Initiated and first published by the Johnson Study Group, the letter was initially signed by a total of 31 artists, architects, designers, and educators including the aforementioned seven BRC members. They include, in addition to Davis, Sekou Cooke, Emanuel Admassu, Olalekan Jeyifous, Germane Barnes, J. Yolande Daniels, and V. Mitch McEwen, an architect and educator who is also a member of the largely anonymous Johnson Study Group.
In addition to MoMA, the letter was also addressed to Johnson’s alma mater, the Harvard Graduate School of Design (GSD). Just days after the Johnson Study Group letter was published and shared throughout architecture and design media, Harvard GSD dean Sara Whiting responded with her own letter stating that a Cambridge residence designed by Johnson while a graduate student would no longer be referred to using his surname. The GSD-owned property does not name Johnson on any sort of signage and, according to Whiting’s letter, “doesn’t have an official name on record, although it is usually referred to as the Thesis House, or the Philip Johnson Thesis House, or some variation.”
“But I fully agree with your strong point about the power of institutional naming, and the integrity and legitimacy it confers,” added Whiting. “And so we are taking steps to officially recognize the house within the university as simply ‘9 Ash Street’–the house’s physical address.”
Back at MoMA, one of the more conspicuous reminders of Johnson’s ties with the museum will be out of public view until May 31 when, as mentioned, Reconstructions closes.
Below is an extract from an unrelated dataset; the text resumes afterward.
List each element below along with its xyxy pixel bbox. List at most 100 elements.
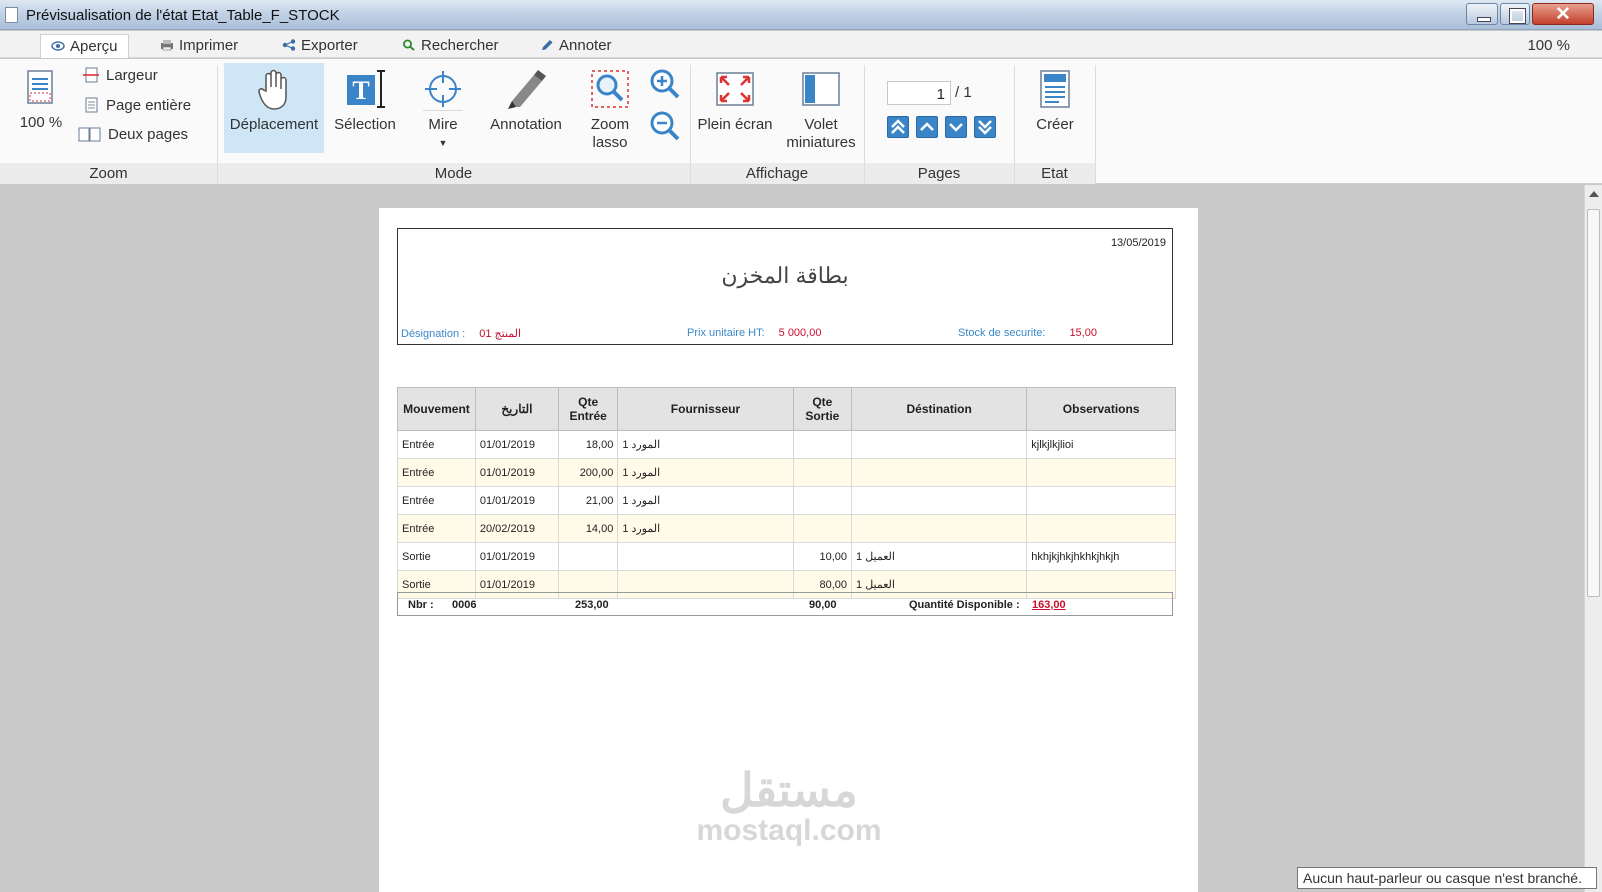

As detailed in the MoMA statement, the signage-obscuring work created by the BRC measures ten-feet-by-ten-feet and is the first work created for the exhibition that guests will see before entering the design galleries.
“We hope that the MoMA board will support the meaning of the act of covering and the content written on the cover and permanently remove his name from their galleries,” said Davis.
This article has been amended to include further insight from BRC member Felecia Davis.